- Written by: Ian Jones; Bronwyn Binns;
- Directed by: George T. Miller; Kevin Dobson;
- Starring: John Jarratt; Steve Bisley;
- Composer: Brian May
- Country of origin: Australia
- Original language: English
- No. of episodes: 4

Production
- Executive producers: Ian Jones; Bronwyn Binns;
- Producer: Roger Le Mesurier
- Cinematography: Ernest Clark
- Editor: Philip Reid
- Running time: 380 minutes (95 min each)
- Production company: Pegasus Productions
- Budget: $2 million

Original release
- Network: Seven Network
- Release: 20 October 1980 – 1980

= The Last Outlaw (miniseries) =

1980 TV mini-series

The Last Outlaw is a 1980 Australian four-part television miniseries based on the life of Ned Kelly. It was shot from February to May 1980 and the end of its original broadcast, in October–November 1980, coincided with the centenary of Ned Kelly's death.

==Production==
The mini-series was made by Pegasus Productions, the company of Ian Jones and Browyn Binns, who made the hugely popular mini-series Against the Wind.

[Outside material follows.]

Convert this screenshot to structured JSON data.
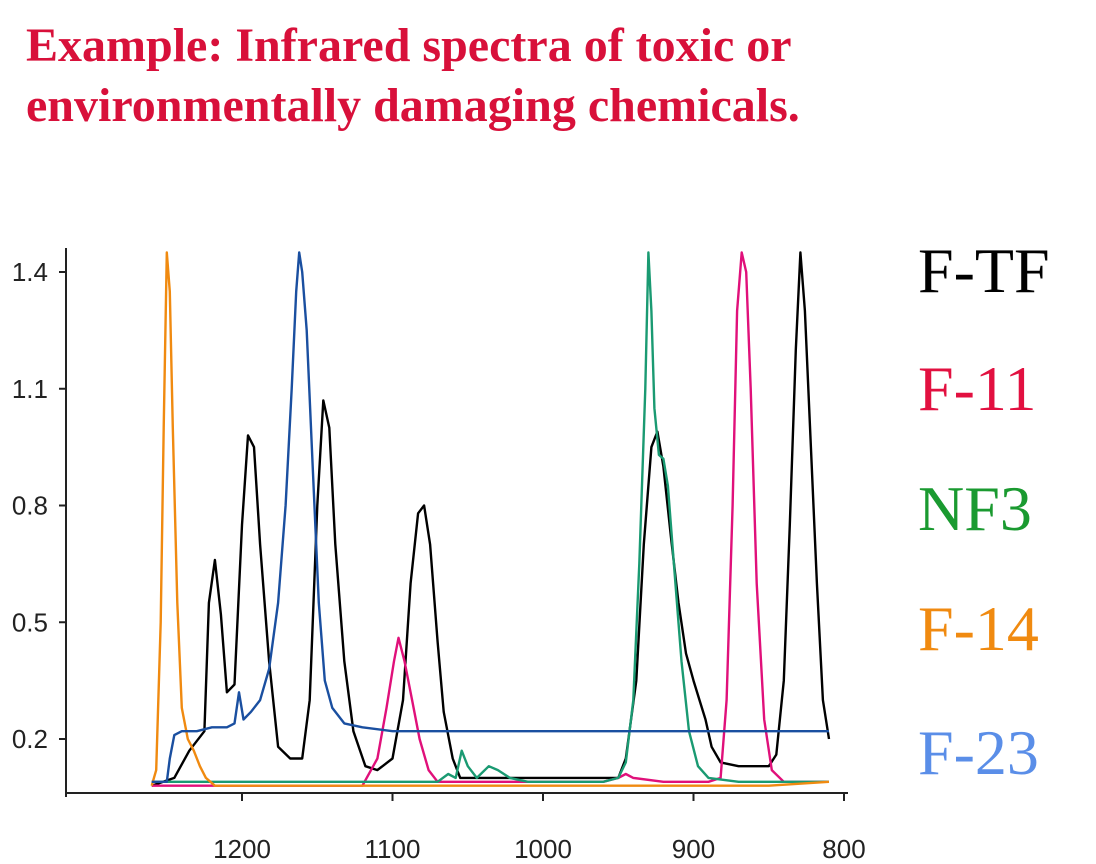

Jones had long been interested in the story of Ned Kelly and did extensive research. "I recognised the impossibility of his situation in a frontier society," said Jones. "He was the centre of a tragedy which could have been avoided." Jones wanted to make the series in part to make amends for his dissatisfaction with the 1970 film Ned Kelly.

Filming took six months.

==Reception==
The mini-series was considered a ratings disappointment, which Albert Moran blamed partly on its screening (deliberately) late in the year, to coincide with the centenary of Kelly's hanging. He reckoned it was superior to Against the Wind; Jarratt as Kelly was particularly impressive.

==Home media==
The complete miniseries was released on region 4 DVD in Australia by Umbrella Entertainment.